Periodontal disease is an inflammatory disease caused by a bacterial infection. It is characterized by a progressive destruction of the dental attachment tissues. Left untreated, it may lead to complete loss of dental attachment structures and subsequently loss of teeth.
The primary objective of treatment is to arrest the progressive destruction of periodontal tissue and thus to arrest loss of attachment structures. However, the infectious process involved in periodontal disease is complex. Host susceptibility and the presence of pathogenic bacterial species, whether exogenous or commensal, interact and either promote or hinder the progression of the disease. Simultaneously, numerous local or environmental factors exert an influence on the etiologic agents and the course of disease. Because of its multifactorial nature, periodontal disease is difficult to manage. In formulating treatment strategies, both the patient’s periodontal susceptibility and the amount of periodontal destruction need to be taken into account. Repair and regeneration have become realistic objectives in the current context of periodontal therapeutics. For this reason, a methodic assessment of severity factors is a crucial step in treatment planning.
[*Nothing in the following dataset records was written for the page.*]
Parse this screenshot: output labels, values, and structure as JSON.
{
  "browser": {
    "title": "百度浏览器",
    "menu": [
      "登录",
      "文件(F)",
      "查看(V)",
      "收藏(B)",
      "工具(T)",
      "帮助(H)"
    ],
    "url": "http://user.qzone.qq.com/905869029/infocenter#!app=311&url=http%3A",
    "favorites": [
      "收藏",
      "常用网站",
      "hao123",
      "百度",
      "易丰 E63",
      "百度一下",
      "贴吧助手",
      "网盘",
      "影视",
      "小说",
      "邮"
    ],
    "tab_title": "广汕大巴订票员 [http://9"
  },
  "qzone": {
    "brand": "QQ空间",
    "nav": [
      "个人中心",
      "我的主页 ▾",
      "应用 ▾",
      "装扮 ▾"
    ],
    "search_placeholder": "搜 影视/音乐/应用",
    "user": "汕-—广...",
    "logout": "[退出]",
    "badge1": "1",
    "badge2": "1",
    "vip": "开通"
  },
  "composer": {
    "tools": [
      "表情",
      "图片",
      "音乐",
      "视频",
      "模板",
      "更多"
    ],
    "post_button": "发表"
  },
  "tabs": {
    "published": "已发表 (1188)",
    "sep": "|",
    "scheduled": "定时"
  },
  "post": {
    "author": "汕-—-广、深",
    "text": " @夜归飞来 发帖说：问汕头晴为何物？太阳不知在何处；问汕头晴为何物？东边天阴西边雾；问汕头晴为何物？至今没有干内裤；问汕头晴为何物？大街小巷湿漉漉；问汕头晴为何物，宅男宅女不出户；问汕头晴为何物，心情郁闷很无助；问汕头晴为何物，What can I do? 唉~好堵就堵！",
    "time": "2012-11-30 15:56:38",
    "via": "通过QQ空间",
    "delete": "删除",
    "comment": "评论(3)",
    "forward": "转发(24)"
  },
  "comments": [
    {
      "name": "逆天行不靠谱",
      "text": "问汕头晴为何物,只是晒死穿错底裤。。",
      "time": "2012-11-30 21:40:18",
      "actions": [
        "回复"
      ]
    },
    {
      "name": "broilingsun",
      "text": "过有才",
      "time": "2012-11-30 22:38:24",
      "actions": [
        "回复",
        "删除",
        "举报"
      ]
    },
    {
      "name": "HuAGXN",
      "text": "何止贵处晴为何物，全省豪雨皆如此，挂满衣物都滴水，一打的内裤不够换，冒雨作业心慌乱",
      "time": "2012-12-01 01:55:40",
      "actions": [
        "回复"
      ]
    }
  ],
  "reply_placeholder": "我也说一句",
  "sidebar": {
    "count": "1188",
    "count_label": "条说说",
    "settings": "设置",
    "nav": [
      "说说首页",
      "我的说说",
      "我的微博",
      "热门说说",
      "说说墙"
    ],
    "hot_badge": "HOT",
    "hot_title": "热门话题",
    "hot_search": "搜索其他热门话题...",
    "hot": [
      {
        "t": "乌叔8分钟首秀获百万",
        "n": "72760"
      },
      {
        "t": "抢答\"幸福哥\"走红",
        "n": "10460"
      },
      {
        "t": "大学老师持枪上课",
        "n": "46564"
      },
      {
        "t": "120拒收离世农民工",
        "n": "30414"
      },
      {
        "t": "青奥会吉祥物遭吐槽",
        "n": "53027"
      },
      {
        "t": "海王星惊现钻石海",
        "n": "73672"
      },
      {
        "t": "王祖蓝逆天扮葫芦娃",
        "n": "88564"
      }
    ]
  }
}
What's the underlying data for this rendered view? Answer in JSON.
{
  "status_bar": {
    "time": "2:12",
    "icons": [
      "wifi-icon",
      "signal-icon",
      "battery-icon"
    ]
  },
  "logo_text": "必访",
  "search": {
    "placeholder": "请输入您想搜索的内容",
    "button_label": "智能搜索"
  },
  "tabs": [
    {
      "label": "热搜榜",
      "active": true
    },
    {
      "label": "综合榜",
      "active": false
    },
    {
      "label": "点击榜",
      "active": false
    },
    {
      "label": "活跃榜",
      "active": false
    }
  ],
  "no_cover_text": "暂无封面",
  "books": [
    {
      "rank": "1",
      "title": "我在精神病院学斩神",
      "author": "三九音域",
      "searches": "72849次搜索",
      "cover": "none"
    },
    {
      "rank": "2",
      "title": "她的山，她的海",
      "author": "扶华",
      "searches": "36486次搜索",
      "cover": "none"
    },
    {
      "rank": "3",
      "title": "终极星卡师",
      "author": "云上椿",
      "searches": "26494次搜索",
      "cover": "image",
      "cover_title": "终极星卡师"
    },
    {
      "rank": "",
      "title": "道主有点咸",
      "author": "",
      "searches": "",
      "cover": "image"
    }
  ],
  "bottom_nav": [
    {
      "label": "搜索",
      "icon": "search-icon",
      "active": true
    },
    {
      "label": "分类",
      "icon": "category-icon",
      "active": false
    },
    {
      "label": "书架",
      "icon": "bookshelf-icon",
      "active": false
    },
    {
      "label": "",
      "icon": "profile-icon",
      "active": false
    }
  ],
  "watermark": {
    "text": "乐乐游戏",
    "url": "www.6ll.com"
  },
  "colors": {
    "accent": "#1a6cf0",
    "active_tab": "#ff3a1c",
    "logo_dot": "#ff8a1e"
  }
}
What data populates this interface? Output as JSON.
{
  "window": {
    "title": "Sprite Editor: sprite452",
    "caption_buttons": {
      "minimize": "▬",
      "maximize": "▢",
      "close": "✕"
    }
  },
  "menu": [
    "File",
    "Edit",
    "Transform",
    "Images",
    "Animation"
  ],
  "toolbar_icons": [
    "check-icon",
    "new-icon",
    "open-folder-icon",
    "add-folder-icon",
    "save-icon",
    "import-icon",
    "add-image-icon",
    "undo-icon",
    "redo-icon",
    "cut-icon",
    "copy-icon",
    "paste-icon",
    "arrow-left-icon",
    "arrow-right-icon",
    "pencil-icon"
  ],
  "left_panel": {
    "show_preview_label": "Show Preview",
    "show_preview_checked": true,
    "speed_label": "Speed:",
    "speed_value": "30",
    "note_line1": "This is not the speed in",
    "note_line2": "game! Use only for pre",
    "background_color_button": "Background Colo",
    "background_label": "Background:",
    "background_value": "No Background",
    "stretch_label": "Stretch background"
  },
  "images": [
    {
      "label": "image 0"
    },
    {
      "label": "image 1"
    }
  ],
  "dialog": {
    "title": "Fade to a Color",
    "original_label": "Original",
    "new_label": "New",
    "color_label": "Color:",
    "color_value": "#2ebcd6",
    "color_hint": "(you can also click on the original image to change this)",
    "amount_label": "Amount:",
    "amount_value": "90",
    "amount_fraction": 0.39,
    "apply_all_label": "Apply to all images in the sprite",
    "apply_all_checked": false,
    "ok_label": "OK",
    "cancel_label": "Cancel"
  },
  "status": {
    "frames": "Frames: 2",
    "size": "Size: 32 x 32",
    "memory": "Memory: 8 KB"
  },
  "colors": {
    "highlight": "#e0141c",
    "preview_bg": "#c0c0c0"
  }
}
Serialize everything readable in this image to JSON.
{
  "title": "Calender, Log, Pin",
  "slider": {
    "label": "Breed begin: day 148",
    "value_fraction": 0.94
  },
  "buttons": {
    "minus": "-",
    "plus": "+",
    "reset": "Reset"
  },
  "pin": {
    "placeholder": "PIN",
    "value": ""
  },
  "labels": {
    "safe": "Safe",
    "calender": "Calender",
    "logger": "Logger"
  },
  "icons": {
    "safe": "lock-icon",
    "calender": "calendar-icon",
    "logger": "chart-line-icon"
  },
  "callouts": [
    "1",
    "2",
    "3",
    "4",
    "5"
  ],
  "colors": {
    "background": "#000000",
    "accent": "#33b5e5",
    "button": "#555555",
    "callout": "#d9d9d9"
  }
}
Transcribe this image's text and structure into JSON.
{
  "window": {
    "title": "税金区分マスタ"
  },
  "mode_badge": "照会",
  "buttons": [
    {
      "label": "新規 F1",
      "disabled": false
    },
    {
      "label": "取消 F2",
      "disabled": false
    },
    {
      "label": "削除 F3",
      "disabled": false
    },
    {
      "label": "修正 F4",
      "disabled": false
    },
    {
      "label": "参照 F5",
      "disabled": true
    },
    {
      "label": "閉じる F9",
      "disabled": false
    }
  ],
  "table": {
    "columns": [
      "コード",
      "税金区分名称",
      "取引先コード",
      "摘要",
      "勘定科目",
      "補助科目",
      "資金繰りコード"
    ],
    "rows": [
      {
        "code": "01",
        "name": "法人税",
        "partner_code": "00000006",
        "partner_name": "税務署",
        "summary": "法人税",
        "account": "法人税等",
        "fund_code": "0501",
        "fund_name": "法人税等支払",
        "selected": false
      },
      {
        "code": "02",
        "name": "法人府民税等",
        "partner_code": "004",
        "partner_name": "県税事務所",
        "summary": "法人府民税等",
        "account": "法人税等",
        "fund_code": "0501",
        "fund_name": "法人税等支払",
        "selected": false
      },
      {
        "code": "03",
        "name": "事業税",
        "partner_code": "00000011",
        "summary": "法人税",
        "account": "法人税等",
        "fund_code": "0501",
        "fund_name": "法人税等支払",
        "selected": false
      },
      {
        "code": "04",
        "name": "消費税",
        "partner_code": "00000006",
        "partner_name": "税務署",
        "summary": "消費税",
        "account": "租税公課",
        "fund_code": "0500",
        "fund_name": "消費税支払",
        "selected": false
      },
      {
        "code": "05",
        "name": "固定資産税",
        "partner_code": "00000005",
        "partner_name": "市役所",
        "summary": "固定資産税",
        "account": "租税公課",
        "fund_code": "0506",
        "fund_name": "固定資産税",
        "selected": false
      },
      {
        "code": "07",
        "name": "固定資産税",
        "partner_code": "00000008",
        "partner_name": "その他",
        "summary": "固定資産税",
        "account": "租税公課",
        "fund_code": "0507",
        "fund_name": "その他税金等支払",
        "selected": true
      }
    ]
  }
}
Severe periodontal disease is characterized by:
• Destruction of periodontal attachment tissue exceeding one third of the root’s length
• Class II or III furcation invasion
• Probing depths exceeding 6 mm
• Attachment loss exceeding 4 mm
Some teeth have already been lost or are unlikely to be maintained. The indication of prosthetic restorations for the replacement of missing teeth denotes the irreversible aspect of treatment in the periodontal patient. However, prosthetic rehabilitation may seem a risky endeavor in the context of uncontrolled periodontal disease. This raises several questions concerning both the disease itself and the global treatment strategy:
• Is infection control possible in all forms of periodontitis?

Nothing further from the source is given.